Tim and Yvonne Treadwell were tanking up their 34 foot Formula on an October weekend, getting ready for one last trip before pulling the boat for the winter. Over the summer, they’d gone to Fells Point, Chestertown and Rock Hall for swimming and concerts.
"We just play all up and down the bay," Yvonne Treadwell said. "It’s a lot of fun."
But they want things clean. Clean water, clean facilities. That’s why they were using a cup to catch any potential fuel spills.
Frank Bean, the office manager at the Chesapeake Yachting Center in Middle River, where the Treadwells gassed up, says that’s a big change from when he was a kid growing up on the Patuxent River.
"You know you had an oily rag, you threw it over board and it sank and everybody was happy," Bean said. "Change your oil, if it leaked in the water, nobody paid any attention to it."
Boating fuels a two billion dollar economic engine in Maryland. And all those boats in the water can lead to pollutants winding up in streams, rivers and Chesapeake Bay.
Now, pollution in the bay from boats is minuscule when compared with, say, runoff from farm fields, lawns and golf courses. But it’s not small fry. There are around 200,000 registered boats and 600 marinas in Maryland.
Still, a combination of changing times and government programs are making boating less of a threat to the health of the bay. Over the last few decades, government regulations required boaters to clean things up. For instance, no more dumping sew-age overboard, please.
And in 1998, Maryland became the first state to start a voluntary clean marina program.
Take the Chesapeake Yachting Center, for example. This time of year, the lion’s share of the marina’s business is storing boats for the winter.

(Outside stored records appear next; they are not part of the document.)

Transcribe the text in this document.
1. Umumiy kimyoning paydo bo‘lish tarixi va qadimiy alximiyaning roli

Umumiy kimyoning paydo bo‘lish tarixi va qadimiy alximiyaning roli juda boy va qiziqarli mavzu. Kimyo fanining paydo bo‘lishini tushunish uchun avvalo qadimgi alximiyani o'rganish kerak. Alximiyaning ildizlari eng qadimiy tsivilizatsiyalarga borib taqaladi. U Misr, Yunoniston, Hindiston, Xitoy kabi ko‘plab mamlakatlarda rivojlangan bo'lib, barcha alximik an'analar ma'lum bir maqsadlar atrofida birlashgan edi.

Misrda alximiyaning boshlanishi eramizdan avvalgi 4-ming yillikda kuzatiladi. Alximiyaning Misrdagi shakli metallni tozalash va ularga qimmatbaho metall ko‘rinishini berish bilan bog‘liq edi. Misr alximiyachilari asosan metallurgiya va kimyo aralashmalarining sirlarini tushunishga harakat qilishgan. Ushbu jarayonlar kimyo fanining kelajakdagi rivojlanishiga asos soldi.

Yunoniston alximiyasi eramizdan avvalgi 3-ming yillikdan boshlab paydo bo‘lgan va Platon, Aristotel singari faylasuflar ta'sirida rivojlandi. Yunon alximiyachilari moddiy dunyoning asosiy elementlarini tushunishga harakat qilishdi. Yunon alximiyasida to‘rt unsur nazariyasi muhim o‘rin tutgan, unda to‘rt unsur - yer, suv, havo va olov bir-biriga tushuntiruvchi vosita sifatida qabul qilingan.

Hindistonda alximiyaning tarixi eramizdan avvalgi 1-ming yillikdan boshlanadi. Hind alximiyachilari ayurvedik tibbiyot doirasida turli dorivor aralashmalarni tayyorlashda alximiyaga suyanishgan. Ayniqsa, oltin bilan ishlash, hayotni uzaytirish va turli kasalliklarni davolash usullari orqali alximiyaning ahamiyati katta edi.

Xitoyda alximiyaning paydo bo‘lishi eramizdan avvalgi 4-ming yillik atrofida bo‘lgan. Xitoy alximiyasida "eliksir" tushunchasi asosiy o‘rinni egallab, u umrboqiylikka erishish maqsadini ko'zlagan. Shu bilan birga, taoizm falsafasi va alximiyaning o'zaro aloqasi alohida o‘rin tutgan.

A crew pulls a boat from the water and power washes the hull before putting the craft up for the winter. But the runoff from that doesn’t end up in the creek. It goes down a drain into the sewage system where any gunk from the clean-ing is captured and properly disposed of.
Donna Morrow, who coordinates the clean marina program for the Department of Natural Resources, says facilities qualify if they do things above and beyond what the law requires. “Most of the things that we ask you to do don’t cost money,” she explained. “They take time.”
Things like training staff how to prevent accidental spills and picking up trash every day.
About a quarter of the state’s marinas have qualified as "clean."
The state promotes them and offers them technical assistance. Morrow said some marinas don’t want to participate because they don’t want the government poking around their business.
"If we run into that resistance, we usually have them talk to other folks that have done the program," she said. "I don’t have any environmental or enforcement authority. I can’t get you into any trouble unless I see something unconscionable."
In Baltimore County, clean marinas get a tax break on their storm water management fee. But the County Council decided to phase out the so-called rain tax next year. Morrow admits losing that tax break hurts her pitch to marinas to sign up. But she adds that’s not why a marina should participate.
"You really have to want to protect the water and the bay and everything to do this for the right reasons," Morrow said. "Otherwise you’re not going to do it well and it’s not going to stick."
There are also clean marina programs in Virginia, The District of Columbia and Delaware.